My favorite sentence: "Our networking clients have well tested request back-off ...

discodave · on Dec 11, 2021

I saw pleeeeeenty of untested code at Amazon/AWS. Looking back it was almost like the most important services/code had the least amount of testing. While internal boondoggle projects (I worked on a couple) had complicated test plans and debates about coverage metrics.

tootie · on Dec 11, 2021

It's gotta be a whole thing to even think about how to accurately test this kind of software. Simulating all kinds of hardware failures, network partitions, power failures, or the thousand other failure modes.

Then again they get like $100B in revenue that should buy some decent unit tests.

DrBenCarson · on Dec 11, 2021

This is almost always the case.

The most important services get the most attention from leaders who apply the most pressure, especially in the first ~2y of a fast-growing or high-potential product. So people skip tests.

foobiekr · on Dec 11, 2021

reality most of the real world successful projects are mostly untested because that's not actually a high ROI endeavor. it kills me to realize that mediocre code you can hack all over to do unnatural things is generally higher value in phase I than the same code done well in twice the time.

jessermeyer · on Dec 11, 2021

This attitude is why modern software is a continuing controlled flight into terrain.

virtue3 · on Dec 11, 2021

I think the pendulum swing back is going to be designing code that is harder to make bad.

Typescript is a good example of trying to fix this. Rust is even better.

Deno, I think, takes things in a better direction as well.

Ultimately we're going to need systems that just don't let you do "unnatural" things but still maintain a great deal of forward mobility. I don't think that's an unreasonable ask of the future.

topspin · on Dec 11, 2021

Finger wagging has also failed to produce any solutions.

wbsun · on Dec 11, 2021

Interesting. I also work for a cloud provider. My team work on both internal infrastructure as well as product features. We take testing coverage very seriously and tie the metrics to the team's perf. Any product feature must have unit tests, integration tests at each layer of the stack, staging test, production test and continuous probers in production. But our reliability is still far from satisfactory. Now with your observation at AWS, I start wondering whether the coverage effort and different types of tests really help or not...

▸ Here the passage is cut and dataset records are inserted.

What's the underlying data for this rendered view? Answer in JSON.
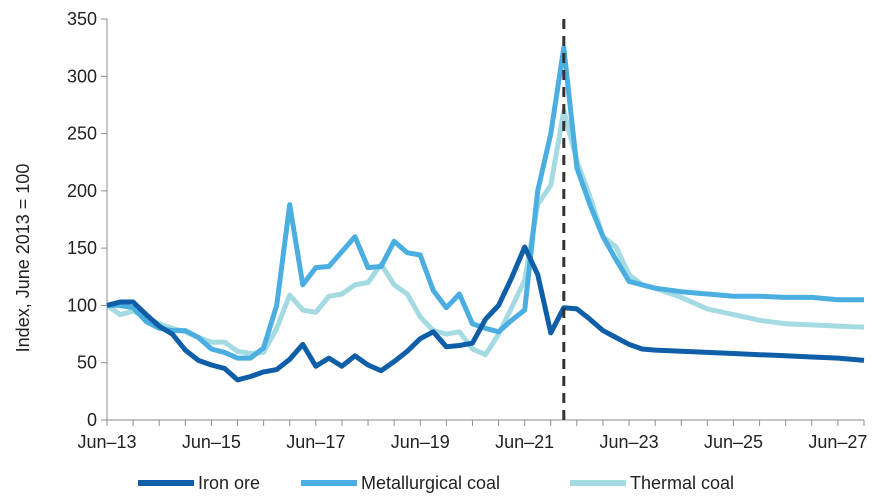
{
  "chart_data": {
    "type": "line",
    "title": "",
    "xlabel": "",
    "ylabel": "Index, June 2013 = 100",
    "ylim": [
      0,
      350
    ],
    "yticks": [
      0,
      50,
      100,
      150,
      200,
      250,
      300,
      350
    ],
    "xlim": [
      2013.0,
      2027.5
    ],
    "xticks": [
      {
        "value": 2013.0,
        "label": "Jun–13"
      },
      {
        "value": 2015.0,
        "label": "Jun–15"
      },
      {
        "value": 2017.0,
        "label": "Jun–17"
      },
      {
        "value": 2019.0,
        "label": "Jun–19"
      },
      {
        "value": 2021.0,
        "label": "Jun–21"
      },
      {
        "value": 2023.0,
        "label": "Jun–23"
      },
      {
        "value": 2025.0,
        "label": "Jun–25"
      },
      {
        "value": 2027.0,
        "label": "Jun–27"
      }
    ],
    "reference_line_x": 2021.75,
    "legend_position": "bottom",
    "series": [
      {
        "name": "Iron ore",
        "color": "#0f5ea8",
        "x": [
          2013.0,
          2013.25,
          2013.5,
          2013.75,
          2014.0,
          2014.25,
          2014.5,
          2014.75,
          2015.0,
          2015.25,
          2015.5,
          2015.75,
          2016.0,
          2016.25,
          2016.5,
          2016.75,
          2017.0,
          2017.25,
          2017.5,
          2017.75,
          2018.0,
          2018.25,
          2018.5,
          2018.75,
          2019.0,
          2019.25,
          2019.5,
          2019.75,
          2020.0,
          2020.25,
          2020.5,
          2020.75,
          2021.0,
          2021.25,
          2021.5,
          2021.75,
          2022.0,
          2022.25,
          2022.5,
          2022.75,
          2023.0,
          2023.25,
          2023.5,
          2024.0,
          2024.5,
          2025.0,
          2025.5,
          2026.0,
          2026.5,
          2027.0,
          2027.5
        ],
        "values": [
          100,
          103,
          103,
          92,
          82,
          75,
          61,
          52,
          48,
          45,
          35,
          38,
          42,
          44,
          53,
          66,
          47,
          54,
          47,
          56,
          48,
          43,
          51,
          60,
          71,
          77,
          64,
          65,
          67,
          88,
          100,
          124,
          151,
          127,
          76,
          98,
          97,
          88,
          78,
          72,
          66,
          62,
          61,
          60,
          59,
          58,
          57,
          56,
          55,
          54,
          52
        ]
      },
      {
        "name": "Metallurgical coal",
        "color": "#4aaee0",
        "x": [
          2013.0,
          2013.25,
          2013.5,
          2013.75,
          2014.0,
          2014.25,
          2014.5,
          2014.75,
          2015.0,
          2015.25,
          2015.5,
          2015.75,
          2016.0,
          2016.25,
          2016.5,
          2016.75,
          2017.0,
          2017.25,
          2017.5,
          2017.75,
          2018.0,
          2018.25,
          2018.5,
          2018.75,
          2019.0,
          2019.25,
          2019.5,
          2019.75,
          2020.0,
          2020.25,
          2020.5,
          2020.75,
          2021.0,
          2021.25,
          2021.5,
          2021.75,
          2022.0,
          2022.25,
          2022.5,
          2022.75,
          2023.0,
          2023.25,
          2023.5,
          2024.0,
          2024.5,
          2025.0,
          2025.5,
          2026.0,
          2026.5,
          2027.0,
          2027.5
        ],
        "values": [
          100,
          100,
          98,
          86,
          80,
          78,
          78,
          72,
          62,
          59,
          54,
          54,
          63,
          100,
          188,
          118,
          133,
          134,
          147,
          160,
          133,
          134,
          156,
          146,
          144,
          113,
          98,
          110,
          84,
          80,
          77,
          87,
          96,
          200,
          250,
          325,
          220,
          188,
          160,
          140,
          121,
          118,
          115,
          112,
          110,
          108,
          108,
          107,
          107,
          105,
          105
        ]
      },
      {
        "name": "Thermal coal",
        "color": "#a4dbe3",
        "x": [
          2013.0,
          2013.25,
          2013.5,
          2013.75,
          2014.0,
          2014.25,
          2014.5,
          2014.75,
          2015.0,
          2015.25,
          2015.5,
          2015.75,
          2016.0,
          2016.25,
          2016.5,
          2016.75,
          2017.0,
          2017.25,
          2017.5,
          2017.75,
          2018.0,
          2018.25,
          2018.5,
          2018.75,
          2019.0,
          2019.25,
          2019.5,
          2019.75,
          2020.0,
          2020.25,
          2020.5,
          2020.75,
          2021.0,
          2021.25,
          2021.5,
          2021.75,
          2022.0,
          2022.25,
          2022.5,
          2022.75,
          2023.0,
          2023.25,
          2023.5,
          2024.0,
          2024.5,
          2025.0,
          2025.5,
          2026.0,
          2026.5,
          2027.0,
          2027.5
        ],
        "values": [
          100,
          92,
          95,
          90,
          84,
          80,
          77,
          72,
          68,
          68,
          60,
          58,
          59,
          80,
          109,
          96,
          94,
          108,
          110,
          118,
          120,
          136,
          118,
          110,
          90,
          78,
          75,
          77,
          62,
          57,
          75,
          98,
          122,
          188,
          205,
          270,
          226,
          195,
          160,
          151,
          127,
          118,
          115,
          107,
          97,
          92,
          87,
          84,
          83,
          82,
          81
        ]
      }
    ]
  }
}
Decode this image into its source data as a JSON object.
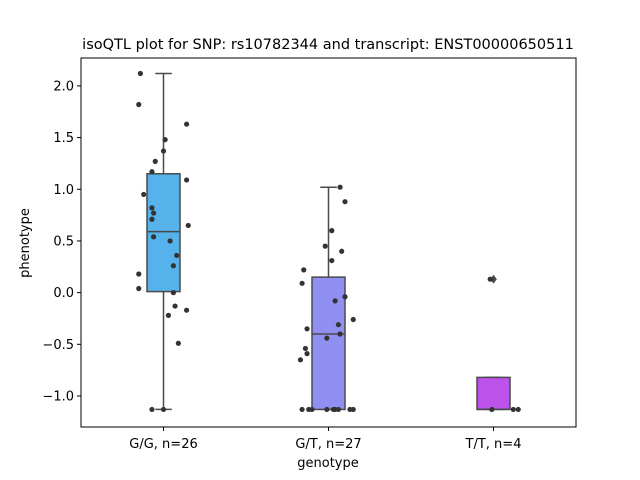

discodave · on Dec 14, 2021

> Now with your observation at AWS, I start wondering whether the coverage effort and different types of tests really help or not...

Figuring out ROI for testing is a very tricky problem. I'm glad to hear your team invests in testing. I agree it's hard to know if you're wasting money or not doing enough!

dastbe · on Dec 11, 2021

my take is that the overwhelming majority of services insufficiently invest in making testing easy. the services that need to grow fast due to customer demand skip the tests while the services that aren't going much of anywhere spend way too much time on testing.

lanstin · on Dec 11, 2021

I found myself wishing for a few code snippets here. It would be interesting. A lot of time code that handles "connection refused" or fast failures doesn't handle network slowness well. I've seen outages from "best effort" services (and the best-effort-ness worked when the services were hard down) because all of a sudden calls that were taking 50 ms were not failing but all taking 1500+ ms. Best effort but no client enforced SLAs that were low enough to matter.

Load shedding never kicked in, so things had to be shutdown for a bit and then restarted.

Seems their normal operating state might be what is called "meta-stable" - dynamically stable at a high thru-put (edited) unless/until a brief glitch bumps the system into the low work being finished state which is also stable.

foobiekr · on Dec 11, 2021

thundering herd and accidental synchronization for the win

I am sad to say, I find issues like this any time I look at retry logic written by anyone I have not interacted with previously on the topic. It is shockingly common even in companies where networking is their bread and butter.

cyounkins · on Dec 11, 2021

It absolutely is difficult. A challenge I have seen is when retries are stacked and callers time out subprocesses that are doing retries.

I just find it amusing that they describe their back-off behaviors as "well tested" and in the same sentence, say it didn't back off adequately.

eyelidlessness · on Dec 11, 2021

> It absolutely is difficult. A challenge I have seen is when retries are stacked and callers time out subprocesses that are doing retries.

This is also a general problem with (presumed stateless) concurrent/distributed systems which irked me working on such a system and still haven’t found meaningful resources for which aren’t extremely platform/stack/implementation specific:

A concurrent system has some global/network-wide/partitioned-subset-wide error or backoff condition. If that system is actually stateless and receives push work, communicating that state to them either means pushing the state management back to a less concurrent orchestrator to reprioritize (introducing a huge bottleneck/single or fragile point of failure) or accepting a lot of failed work will be processed in pathological ways.

dilap · on Dec 10, 2021

Oh you know, an editing error -- they accidentally dropped the word "not".

a-dub · on Dec 11, 2021

this caught my eye as well. i'd wager that it was not configured.